Die Reblaus-Katastrophe
Man spricht in der Weingeschichte immer von der Reblaus-Katastrophe, die tatsächlich eine desaströse Katastrophe für Weinbau und Winzer war. Doch zuvor hatte sich schon eine andere Katastrophe ereignet, die bis heute eine der größten Herausforderungen im Weinbau darstellt: Die Einschleppung des falschen und echten Mehltaus aus Amerika.
Peronospora, der falsche Mehltau, ist eine Pilzerkrankung der Rebe, die 1878 aus Amerika nach Europa eingeschleppt wurde. Sie läßt ältere Beeren zu sogenannten Lederbeeren schrumpfen, die bei trockenem Wetter abfallen bzw. bei nassem Wetter abfaulen können. Ein starker Befall mit diesem Pilz führt zu hohen Ertragsverlusten und beinträchtigt die Qualität des Lesegutes nachhaltig.
Oidium, der echte Mehltau, ist ebenfalls eine Pilz-Erkrankung, die die Beere mit einem grauen Belag überzieht und so deren weiteres Wachstum verhindert, während das Innere der Beere weiterwächst. Dadurch platzt sie irgendwann auf und die Samen werden sichtbar, der sogenannte »Samenbruch«. Weil feuchtes Wetter die Fäulnisbildung begünstigt, können derart befallene Trauben im fertigen Wein unangenehmen Schimmelgeschmack auslösen.
Der Oidium-Pilz wurde schon 1845 aus Nordamerika nach England eingeschleppt. Dort wurde er von einem Gärtner in einem Glashaus entdeckt. Bereits 1850 hatte er sich bis nach Frankreich ausgebreitet und kurz darauf wurde er auch in Deutschland gefunden. Die Folgen waren katastrophal. Die Winzer, deren Reben von der neuen Pilz-Krankheit befallen waren, mußten ihre damals noch historischen, genetisch vielfältigen Reb-Bestände durch neue Reben aus Amerika ersetzen.

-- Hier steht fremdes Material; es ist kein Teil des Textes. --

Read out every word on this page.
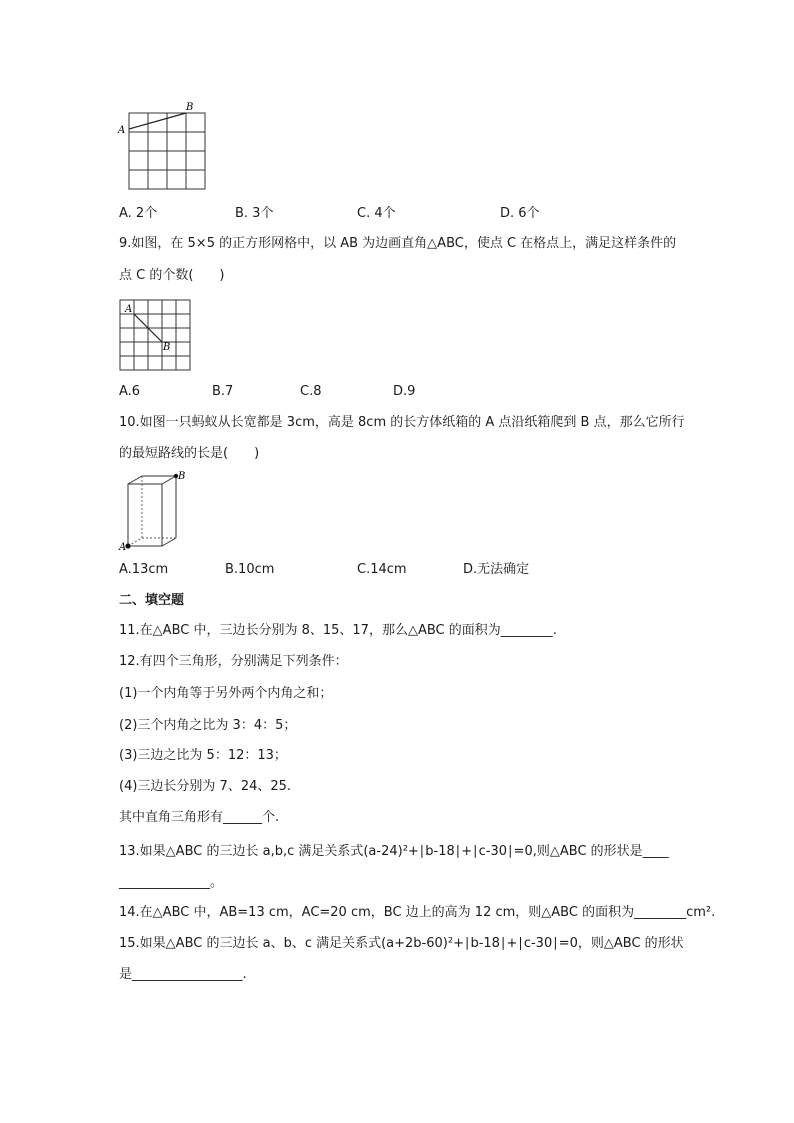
A
B
A. 2个	B. 3个	C. 4个	D. 6个
9.如图，在 5×5 的正方形网格中，以 AB 为边画直角△ABC，使点 C 在格点上，满足这样条件的
点 C 的个数(　　)
A
B
A.6	B.7	C.8	D.9
10.如图一只蚂蚁从长宽都是 3cm，高是 8cm 的长方体纸箱的 A 点沿纸箱爬到 B 点，那么它所行
的最短路线的长是(　　)
A
B
A.13cm	B.10cm	C.14cm	D.无法确定
二、填空题
11.在△ABC 中，三边长分别为 8、15、17，那么△ABC 的面积为________.
12.有四个三角形，分别满足下列条件：
(1)一个内角等于另外两个内角之和；
(2)三个内角之比为 3：4：5；
(3)三边之比为 5：12：13；
(4)三边长分别为 7、24、25.
其中直角三角形有______个.
13.如果△ABC 的三边长 a,b,c 满足关系式(a-24)²+∣b-18∣+∣c-30∣=0,则△ABC 的形状是____
______________。
14.在△ABC 中，AB=13 cm，AC=20 cm，BC 边上的高为 12 cm，则△ABC 的面积为________cm².
15.如果△ABC 的三边长 a、b、c 满足关系式(a+2b-60)²+∣b-18∣+∣c-30∣=0，则△ABC 的形状
是_________________.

Dadurch kam es zur Einschleppung der nächsten Katastrophe von der Ostküste Nordamerikas, besagter Reblaus. Sie verbreitete sich nach ihrer Entdeckung in Südfrankreich 1863 epidemieartig in sämtliche europäischen Weinbaugebiete. Besonders hart traf es Frankreich. Zwischen 1865 und 1885 zerstörte die Reblaus, auch »Phyloxera« genannt, weil sie zur Familie der Zwergläuse, der »Phylloxeridae«, gehört, dort die Rebbestände fast aller Weinbauregionen nach der Odium-Katastrophe erneut. Die Folgen für Weinbau und Winzer waren katastrophal. Alleine in Frankreich fielen der Reblaus fast 2,5 Millionen Hektar Rebfläche zum Opfer.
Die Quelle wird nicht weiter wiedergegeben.